The following organizations have done the most to counter Russian information warfare, disinformation, and propaganda than anyone else.

  1. Window on Eurasia
  2. RFE/RL / Broadcasting Board of Governors.  RFE/RL has kept Russia honest since before the beginning. The BBG is the only part of the US government to actually do something to counter Russian disinformation and propaganda.  I credit John Lansing, but he has a very able, intelligent, and experienced team.
  3. Inform Napalm
  4. Disinformation Review
  5. Hamilton 68
  6. @AtlanticCouncil’s Digital Forensic Research Lab.

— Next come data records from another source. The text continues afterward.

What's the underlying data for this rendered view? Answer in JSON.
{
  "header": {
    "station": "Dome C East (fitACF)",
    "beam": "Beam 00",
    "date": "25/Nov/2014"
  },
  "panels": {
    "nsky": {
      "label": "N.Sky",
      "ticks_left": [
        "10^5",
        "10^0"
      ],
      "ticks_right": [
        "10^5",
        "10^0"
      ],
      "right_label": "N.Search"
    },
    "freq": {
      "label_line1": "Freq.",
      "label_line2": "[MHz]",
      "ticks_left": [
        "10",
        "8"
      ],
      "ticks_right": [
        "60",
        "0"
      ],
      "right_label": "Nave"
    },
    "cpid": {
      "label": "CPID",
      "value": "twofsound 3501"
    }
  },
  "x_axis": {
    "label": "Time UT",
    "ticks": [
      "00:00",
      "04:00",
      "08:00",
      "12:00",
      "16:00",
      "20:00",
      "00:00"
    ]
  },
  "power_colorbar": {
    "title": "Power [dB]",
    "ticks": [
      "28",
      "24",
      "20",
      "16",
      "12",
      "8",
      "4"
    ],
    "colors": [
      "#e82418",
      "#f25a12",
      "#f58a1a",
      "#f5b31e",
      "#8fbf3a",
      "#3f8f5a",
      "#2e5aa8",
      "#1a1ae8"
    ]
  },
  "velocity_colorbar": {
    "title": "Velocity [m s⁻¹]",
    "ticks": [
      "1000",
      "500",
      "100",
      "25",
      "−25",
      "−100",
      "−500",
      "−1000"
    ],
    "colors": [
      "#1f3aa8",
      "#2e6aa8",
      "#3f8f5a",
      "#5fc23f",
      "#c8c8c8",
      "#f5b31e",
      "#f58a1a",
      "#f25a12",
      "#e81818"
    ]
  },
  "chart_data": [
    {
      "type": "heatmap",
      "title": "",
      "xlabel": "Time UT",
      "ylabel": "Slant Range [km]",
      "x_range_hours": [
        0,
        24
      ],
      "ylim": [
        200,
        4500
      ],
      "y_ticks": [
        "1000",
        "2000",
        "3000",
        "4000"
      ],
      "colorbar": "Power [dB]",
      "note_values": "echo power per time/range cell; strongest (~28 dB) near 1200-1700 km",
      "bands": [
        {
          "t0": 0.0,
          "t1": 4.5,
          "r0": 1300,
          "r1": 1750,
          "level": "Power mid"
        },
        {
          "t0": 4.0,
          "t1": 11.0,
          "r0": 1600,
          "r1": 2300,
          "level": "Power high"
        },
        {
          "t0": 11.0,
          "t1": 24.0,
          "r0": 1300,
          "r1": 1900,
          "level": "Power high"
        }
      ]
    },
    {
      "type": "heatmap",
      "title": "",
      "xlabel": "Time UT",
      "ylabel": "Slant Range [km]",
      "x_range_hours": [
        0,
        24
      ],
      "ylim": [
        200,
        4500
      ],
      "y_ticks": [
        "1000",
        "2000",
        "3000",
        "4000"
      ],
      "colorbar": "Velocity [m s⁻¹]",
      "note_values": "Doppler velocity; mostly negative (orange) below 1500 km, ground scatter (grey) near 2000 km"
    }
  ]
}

They’re doing some heavy lifting.  Great stories, great research, thank you!
  8. Ukraine MOD Information Analysis Center
  9. Bradley Foundation.
  10. Smith-Richardson Foundation

Honorable Mentions:

  1. US Congressional Commission On Security And Cooperation In Europe – CSCE. Almost too late to the fight, but the first sign we’ve seen of the US government responding to Russia’s Information Warfare, except for the BBG.
  2. The EU.  Again, the EU is not rich and all the new efforts come from the member countries.  They sponsored the Disinformation Review, but it is miserably under-resourced.

Dishonorable Mentions.

  1. The US government.  It has been 1,312 days since the Russian invasion of Crimea was approved by the Russian Security Council in an all night meeting, then the Russian invasion of Eastern Ukraine, and the almost total information warfare continually waged against the West, they’re finally holding hearings in Congress. Most was as a result of Russian hacking US computer systems, then finally they realized Russia was waging an overwhelming information war. Congress allocated $60 million for the GEC but State is sitting on it. The fiscal year is over, does the money not committed go away?